Le Brent dépasse 76 dollars après des frappes américaines contre l'Iran
Économie internationale

Le Brent dépasse 76 dollars après des frappes américaines contre l'Iran

SadaNews - Le pétrole a bondi après que les États-Unis aient mené une vague de frappes contre l'Iran en réponse à une série d'attaques visant des navires de commerce dans le détroit d'Ormuz, aggravant les tensions dans cette région riche en énergie.

Le brut "Brent" a grimpé jusqu'à 3 % pour dépasser 76 dollars le baril, tandis que le brut "West Texas Intermediate" a franchi la barre des 72 dollars.

Le commandement central américain a déclaré que les forces américaines avaient mené des frappes sur plus de 80 cibles après les attaques visant les navires. Le vice-ministre des Affaires étrangères, Kazem Gharib Abadi, a averti que Téhéran répondrait. Axios a rapporté que des drones ont été lancés en direction de Bahreïn.

Le ministère américain des Finances a également annulé une dérogation aux sanctions qui permettait à Téhéran de vendre du pétrole, revenant sur un élément clé de l'accord de paix temporaire convenu avec Téhéran.

Ces développements font suite à des attaques contre trois navires dans la voie navigable, dont un tanker de gaz et un tanker de pétrole saoudien, ce qui signifie que mardi a vu le plus grand nombre d'incidents depuis l'entrée en vigueur de l'accord le mois dernier.

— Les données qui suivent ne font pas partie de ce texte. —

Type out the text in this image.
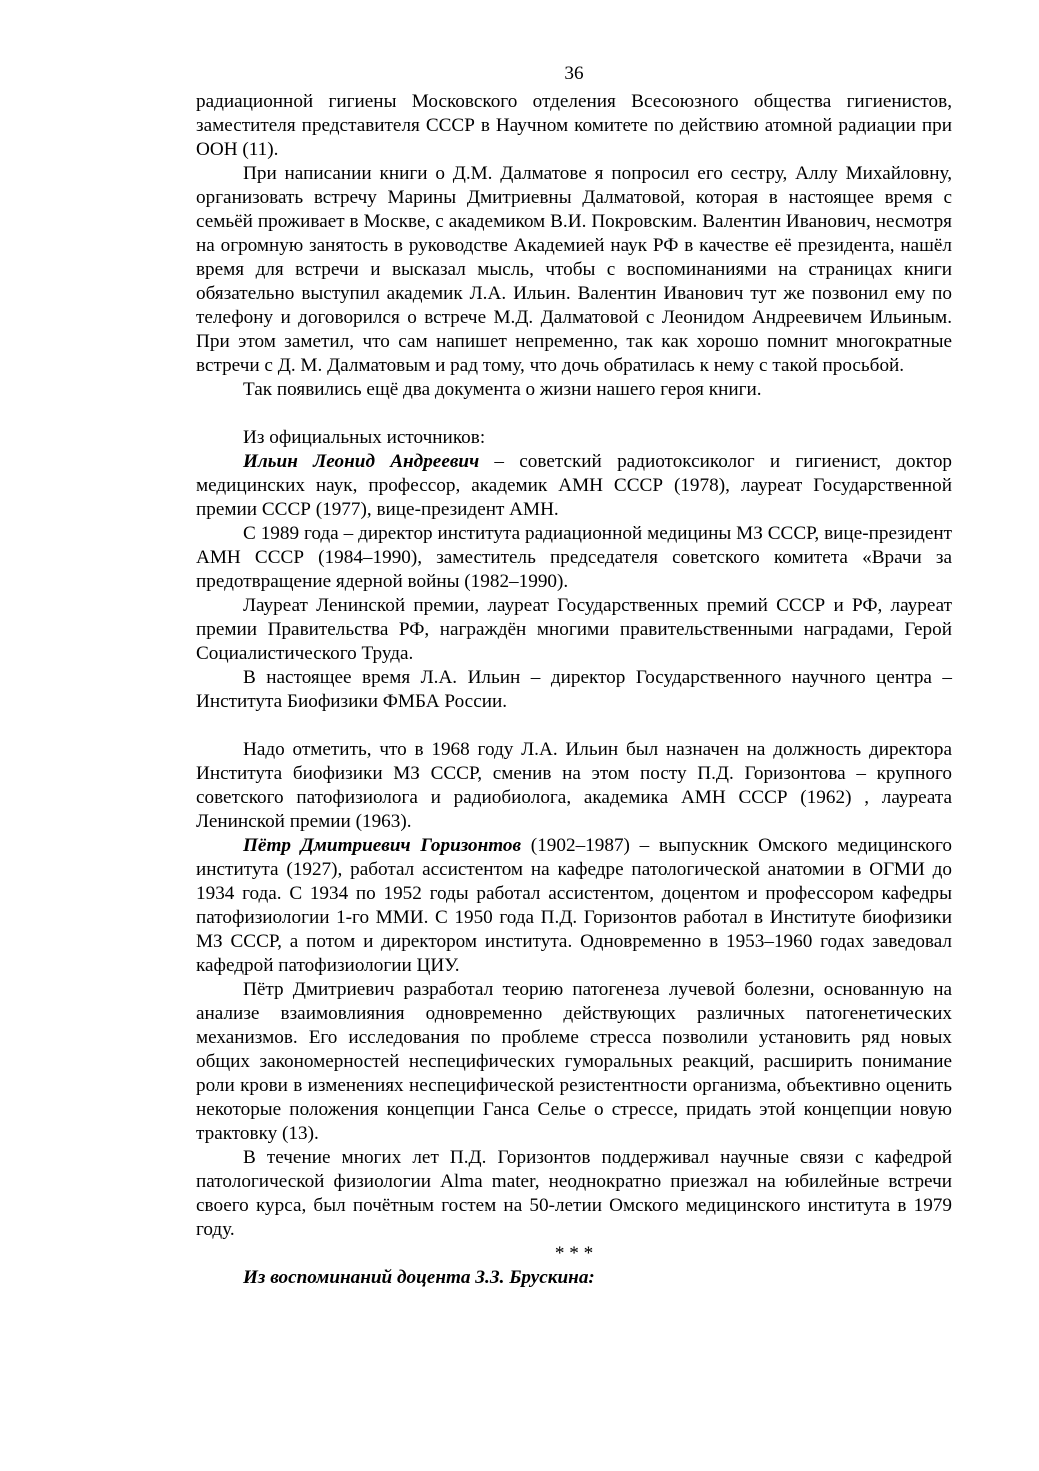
36

радиационной гигиены Московского отделения Всесоюзного общества гигиенистов, заместителя представителя СССР в Научном комитете по действию атомной радиации при ООН (11).

При написании книги о Д.М. Далматове я попросил его сестру, Аллу Михайловну, организовать встречу Марины Дмитриевны Далматовой, которая в настоящее время с семьёй проживает в Москве, с академиком В.И. Покровским. Валентин Иванович, несмотря на огромную занятость в руководстве Академией наук РФ в качестве её президента, нашёл время для встречи и высказал мысль, чтобы с воспоминаниями на страницах книги обязательно выступил академик Л.А. Ильин. Валентин Иванович тут же позвонил ему по телефону и договорился о встрече М.Д. Далматовой с Леонидом Андреевичем Ильиным. При этом заметил, что сам напишет непременно, так как хорошо помнит многократные встречи с Д. М. Далматовым и рад тому, что дочь обратилась к нему с такой просьбой.

Так появились ещё два документа о жизни нашего героя книги.

Из официальных источников:

Ильин Леонид Андреевич – советский радиотоксиколог и гигиенист, доктор медицинских наук, профессор, академик АМН СССР (1978), лауреат Государственной премии СССР (1977), вице-президент АМН.

С 1989 года – директор института радиационной медицины МЗ СССР, вице-президент АМН СССР (1984–1990), заместитель председателя советского комитета «Врачи за предотвращение ядерной войны (1982–1990).

Лауреат Ленинской премии, лауреат Государственных премий СССР и РФ, лауреат премии Правительства РФ, награждён многими правительственными наградами, Герой Социалистического Труда.

В настоящее время Л.А. Ильин – директор Государственного научного центра – Института Биофизики ФМБА России.

Надо отметить, что в 1968 году Л.А. Ильин был назначен на должность директора Института биофизики МЗ СССР, сменив на этом посту П.Д. Горизонтова – крупного советского патофизиолога и радиобиолога, академика АМН СССР (1962) , лауреата Ленинской премии (1963).

Пётр Дмитриевич Горизонтов (1902–1987) – выпускник Омского медицинского института (1927), работал ассистентом на кафедре патологической анатомии в ОГМИ до 1934 года. С 1934 по 1952 годы работал ассистентом, доцентом и профессором кафедры патофизиологии 1-го ММИ. С 1950 года П.Д. Горизонтов работал в Институте биофизики МЗ СССР, а потом и директором института. Одновременно в 1953–1960 годах заведовал кафедрой патофизиологии ЦИУ.

Пётр Дмитриевич разработал теорию патогенеза лучевой болезни, основанную на анализе взаимовлияния одновременно действующих различных патогенетических механизмов. Его исследования по проблеме стресса позволили установить ряд новых общих закономерностей неспецифических гуморальных реакций, расширить понимание роли крови в изменениях неспецифической резистентности организма, объективно оценить некоторые положения концепции Ганса Селье о стрессе, придать этой концепции новую трактовку (13).

В течение многих лет П.Д. Горизонтов поддерживал научные связи с кафедрой патологической физиологии Alma mater, неоднократно приезжал на юбилейные встречи своего курса, был почётным гостем на 50-летии Омского медицинского института в 1979 году.

* * *

Из воспоминаний доцента З.З. Брускина:
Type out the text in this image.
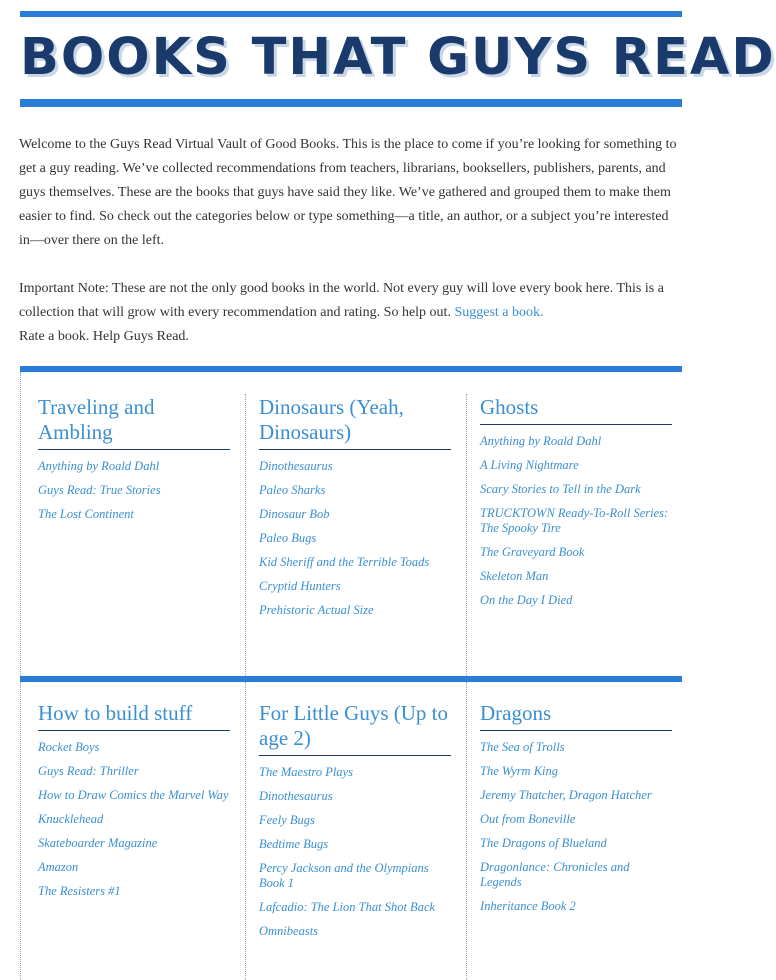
BOOKS THAT GUYS READ

Welcome to the Guys Read Virtual Vault of Good Books. This is the place to come if you’re looking for something to get a guy reading. We’ve collected recommendations from teachers, librarians, booksellers, publishers, parents, and guys themselves. These are the books that guys have said they like. We’ve gathered and grouped them to make them easier to find. So check out the categories below or type something—a title, an author, or a subject you’re interested in—over there on the left.

Important Note: These are not the only good books in the world. Not every guy will love every book here. This is a collection that will grow with every recommendation and rating. So help out. Suggest a book.
Rate a book. Help Guys Read.

Traveling and Ambling
Anything by Roald Dahl
Guys Read: True Stories
The Lost Continent
Dinosaurs (Yeah, Dinosaurs)
Dinothesaurus
Paleo Sharks
Dinosaur Bob
Paleo Bugs
Kid Sheriff and the Terrible Toads
Cryptid Hunters
Prehistoric Actual Size
Ghosts
Anything by Roald Dahl
A Living Nightmare
Scary Stories to Tell in the Dark
TRUCKTOWN Ready-To-Roll Series: The Spooky Tire
The Graveyard Book
Skeleton Man
On the Day I Died
How to build stuff
Rocket Boys
Guys Read: Thriller
How to Draw Comics the Marvel Way
Knucklehead
Skateboarder Magazine
Amazon
The Resisters #1
For Little Guys (Up to age 2)
The Maestro Plays
Dinothesaurus
Feely Bugs
Bedtime Bugs
Percy Jackson and the Olympians Book 1
Lafcadio: The Lion That Shot Back
Omnibeasts
Dragons
The Sea of Trolls
The Wyrm King
Jeremy Thatcher, Dragon Hatcher
Out from Boneville
The Dragons of Blueland
Dragonlance: Chronicles and Legends
Inheritance Book 2
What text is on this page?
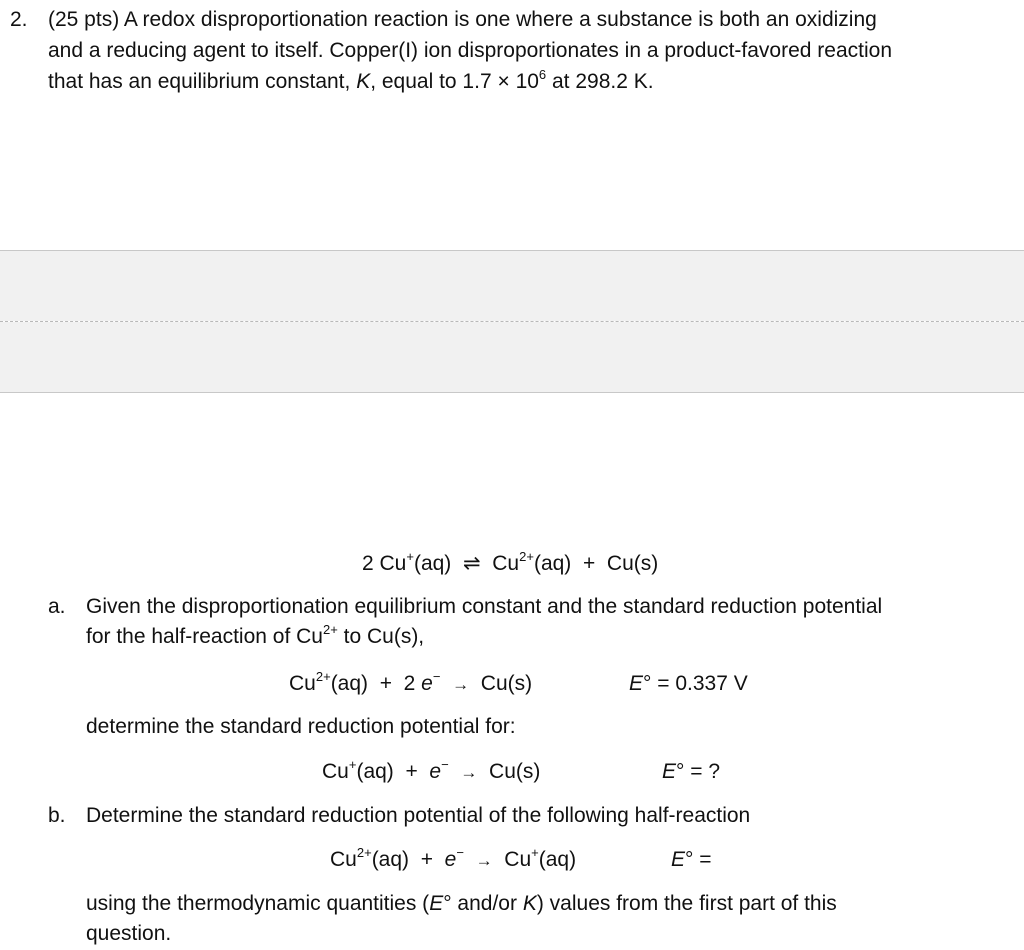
2. (25 pts) A redox disproportionation reaction is one where a substance is both an oxidizing
and a reducing agent to itself. Copper(I) ion disproportionates in a product-favored reaction
that has an equilibrium constant, K, equal to $1.7 \times 10^6$ at 298.2 K.
2 Cu+(aq) ⇌ $Cu^{2+}(aq) + Cu(s)$
a. Given the disproportionation equilibrium constant and the standard reduction potential
for the half-reaction of $Cu^{2+}$ to Cu(s),
$Cu^{2+}(aq) + 2$ e− → Cu(s)	E° = 0.337 V
determine the standard reduction potential for:
Cu+(aq) + e− → Cu(s)	E° = ?
b. Determine the standard reduction potential of the following half-reaction
$Cu^{2+}(aq) + e^- \to Cu^+(aq)$	E° =
using the thermodynamic quantities (E° and/or K) values from the first part of this
question.
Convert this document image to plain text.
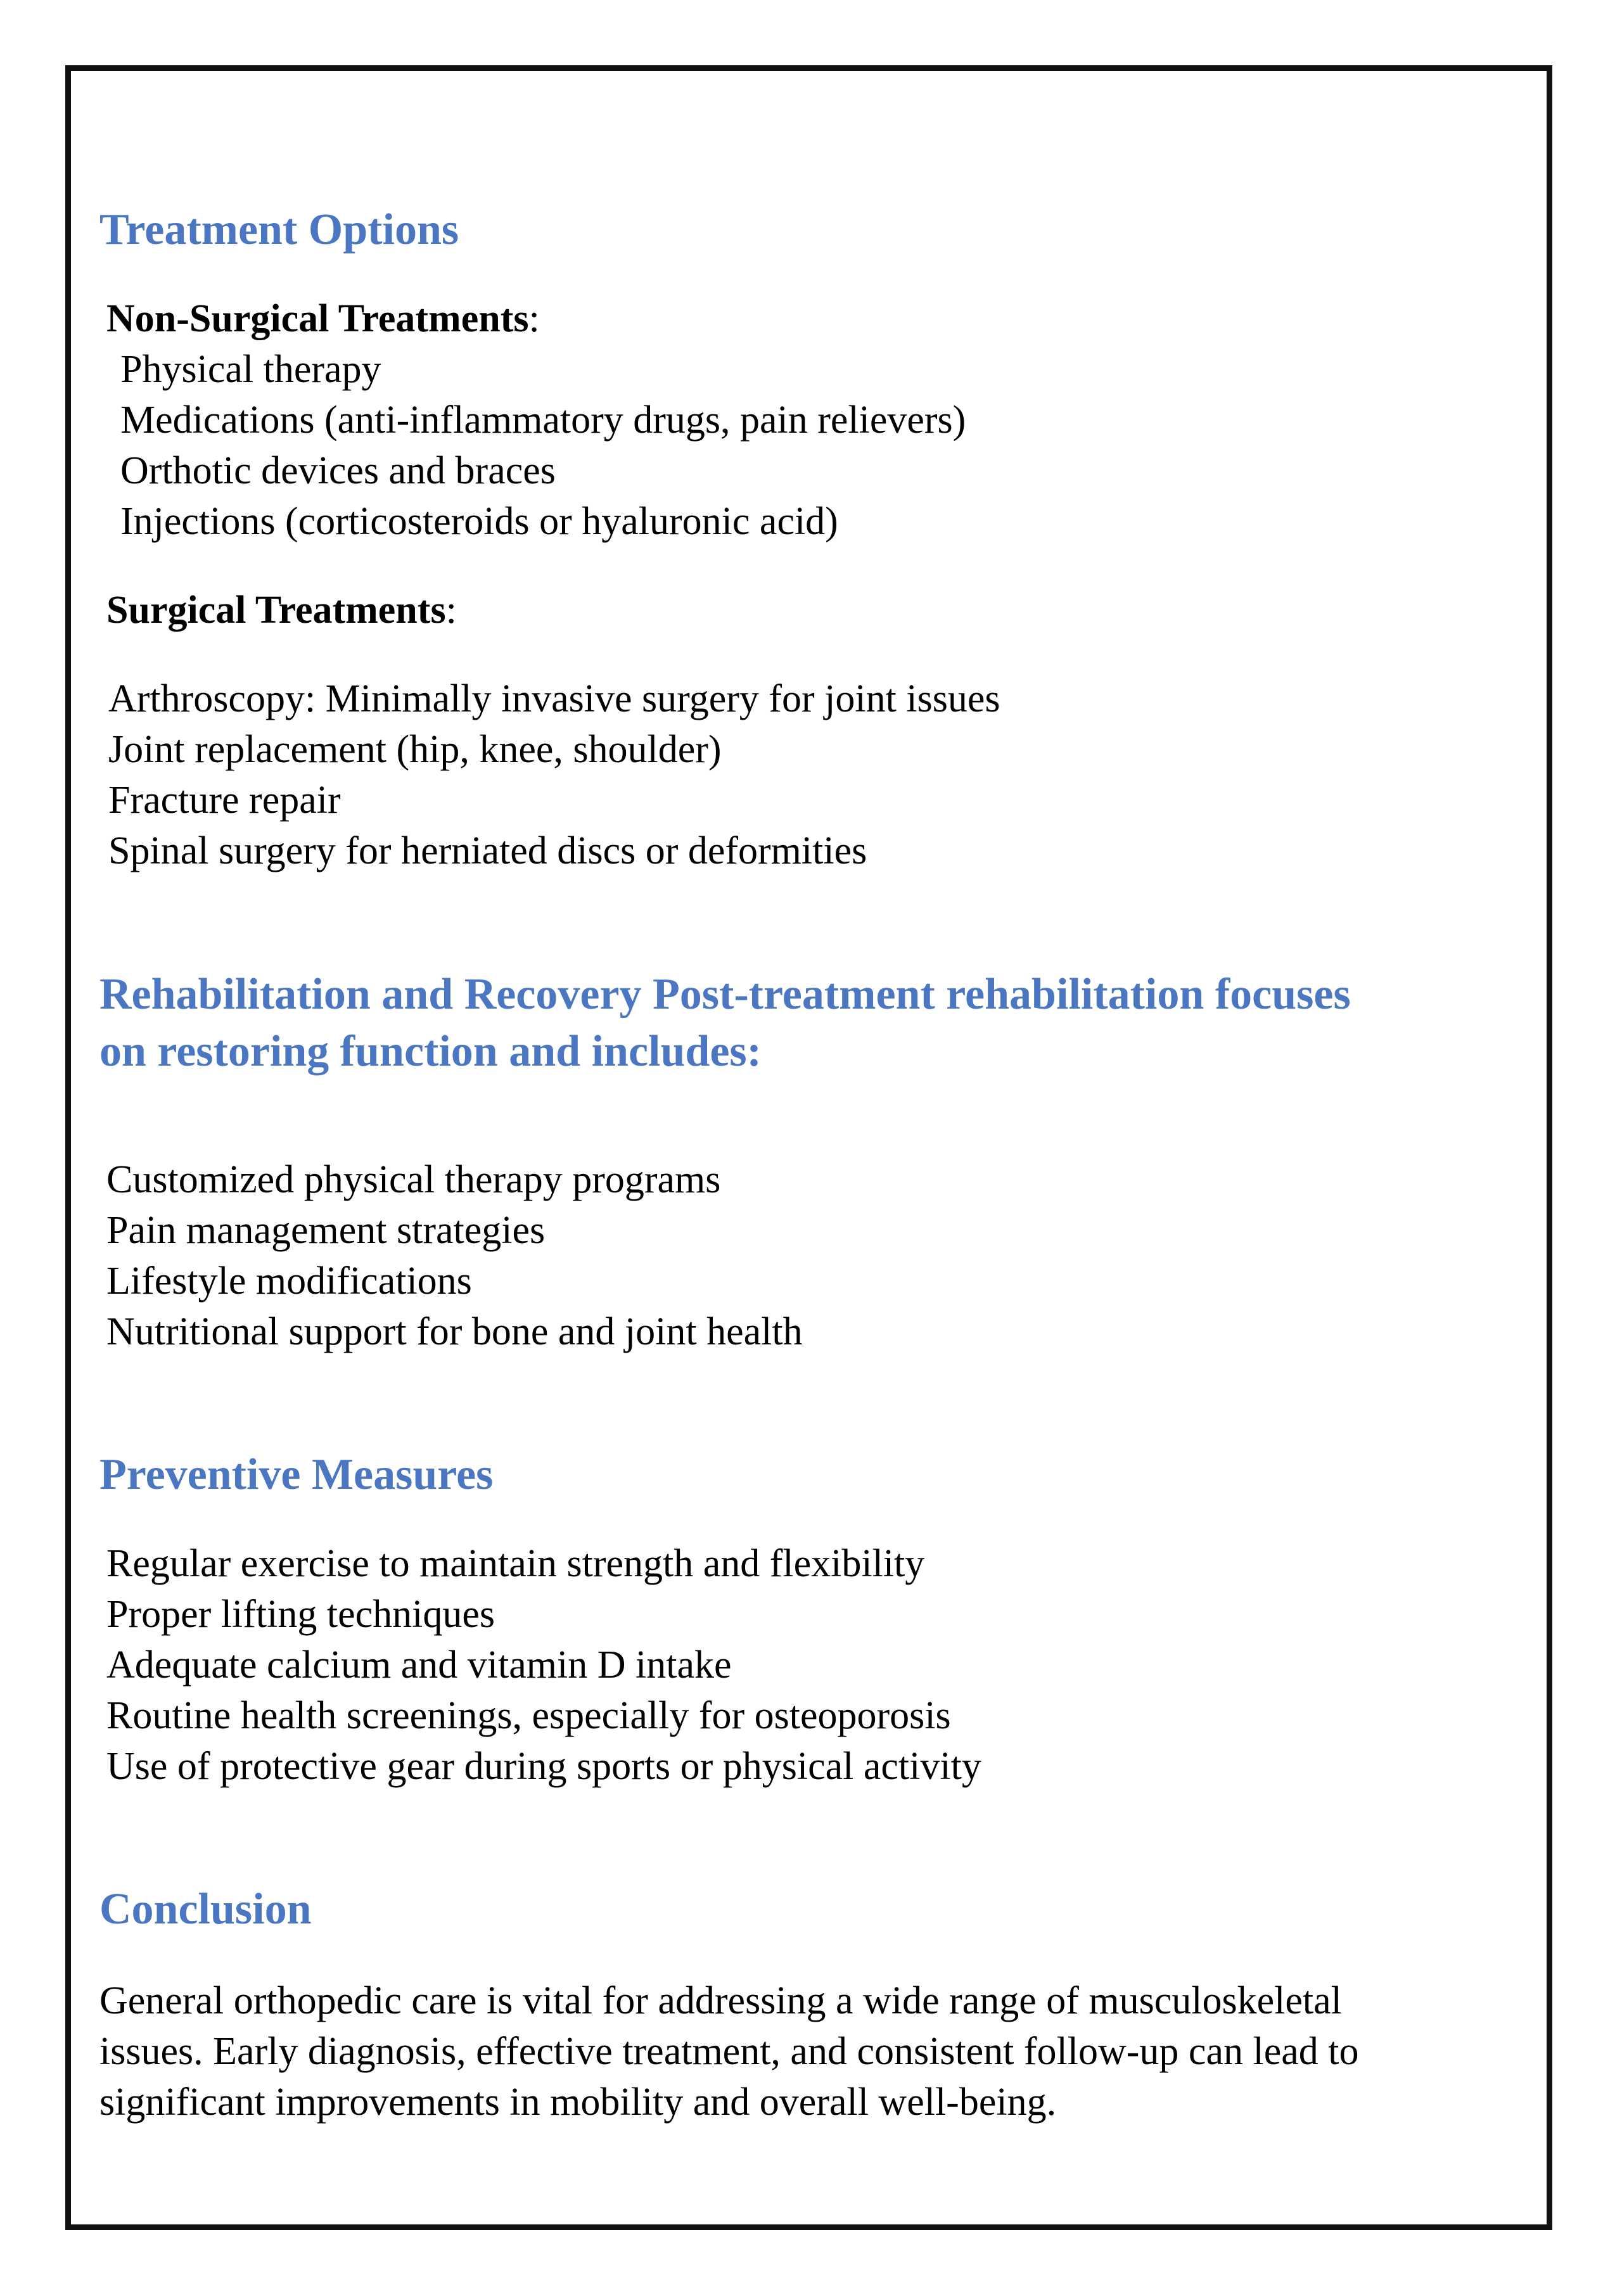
Treatment Options

Non-Surgical Treatments:

Physical therapy
Medications (anti-inflammatory drugs, pain relievers)
Orthotic devices and braces
Injections (corticosteroids or hyaluronic acid)

Surgical Treatments:

Arthroscopy: Minimally invasive surgery for joint issues
Joint replacement (hip, knee, shoulder)
Fracture repair
Spinal surgery for herniated discs or deformities
Rehabilitation and Recovery Post-treatment rehabilitation focuses
on restoring function and includes:
Customized physical therapy programs
Pain management strategies
Lifestyle modifications
Nutritional support for bone and joint health
Preventive Measures
Regular exercise to maintain strength and flexibility
Proper lifting techniques
Adequate calcium and vitamin D intake
Routine health screenings, especially for osteoporosis
Use of protective gear during sports or physical activity
Conclusion

General orthopedic care is vital for addressing a wide range of musculoskeletal
issues. Early diagnosis, effective treatment, and consistent follow-up can lead to
significant improvements in mobility and overall well-being.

Les contrats à terme sur le gaz naturel en Europe ont également bondi, augmentant jusqu'à 4,9 %.

Hormuz ramène les risques énergétiques sur le devant de la scène

La reprise du pétrole, après que les contrats à terme se soient effondrés au deuxième trimestre avec le déclin des tensions régionales, menace d'entraîner une nouvelle vague de troubles sur les marchés de l'énergie mondiaux.

Les attaques, qu'elles soient contre des navires commerciaux ou des frappes américaines en représailles, pourraient compliquer les décisions auxquelles sont confrontés les propriétaires de navires et les producteurs régionaux concernant la navigation à travers Hormuz, qui relie les fournisseurs du Golfe aux marchés mondiaux.

Selon des données de suivi des navires, quelques-uns ont traversé le détroit dans les heures qui ont suivi les attaques. Six supertankers chargés ont commencé ou complété leur transit, la plupart d'entre eux ayant navigué le long d'un corridor soutenu par les États-Unis près des côtes omanaises.

Avant ces tensions, des banques, dont Goldman Sachs Group, avaient averti que le marché du brut était à risque de retour à un surplus, alors que les producteurs régionaux s'empressaient de relancer leur production de brut et que le trafic à travers le détroit augmentait. De plus, l'alliance OPEP+ continuait de relâcher les restrictions de production.

Sol Cavonic, analyste principal en énergie chez MST Marquee, a déclaré que l'escalade était "un rappel pour le marché de la fragilité du transit à travers le détroit jusqu'à présent". Il a ajouté : "Cela contredit l'optimisme dominant selon lequel le marché pourrait être inondé de surplus, ce qui pourrait inciter certains traders à fermer leurs positions de vente" en faisant référence à la possibilité que les traders ferment leurs paris à la baisse sur les prix.

Prévisions de tensions renouvelées

Le contrôle d'Hormuz est l'un des principaux points de discorde entre Washington et Téhéran. L'Iran a informé mardi l'agence de navigation des Nations Unies qu'il avait autorité sur des parties de la voie navigable, qui, en temps de paix, traitait environ un cinquième du commerce mondial quotidien du pétrole.

Caroline Kisan, vice-doyenne du Centre des affaires mondiales de l'Université de New York, a déclaré que les gains du brut devraient être temporaires à moins que d'autres attaques ne se produisent. Elle a ajouté que l'action américaine "envoie un signal à l'Iran qu'il ne peut pas agir sans conséquences, sans risquer de revenir à des hostilités à grande échelle".

Elle a poursuivi : "C'est la nouvelle normalité, un cessez-le-feu qui ne constitue pas réellement un cessez-le-feu, et nous allons voir de tels événements de manière périodique". Elle a ajouté que "les marchés commencent déjà à s'y habituer".

L'écart des contrats à terme "Brent" les plus proches est redevenu un état de "backwardation", un modèle haussier dans lequel les prix des contrats à court terme sont plus élevés que ceux des contrats à long terme. L'écart était de 23 cents le baril mercredi, un renversement par rapport à 25 cents dans une structure de "contango", qui était la situation inverse observée au début de la semaine.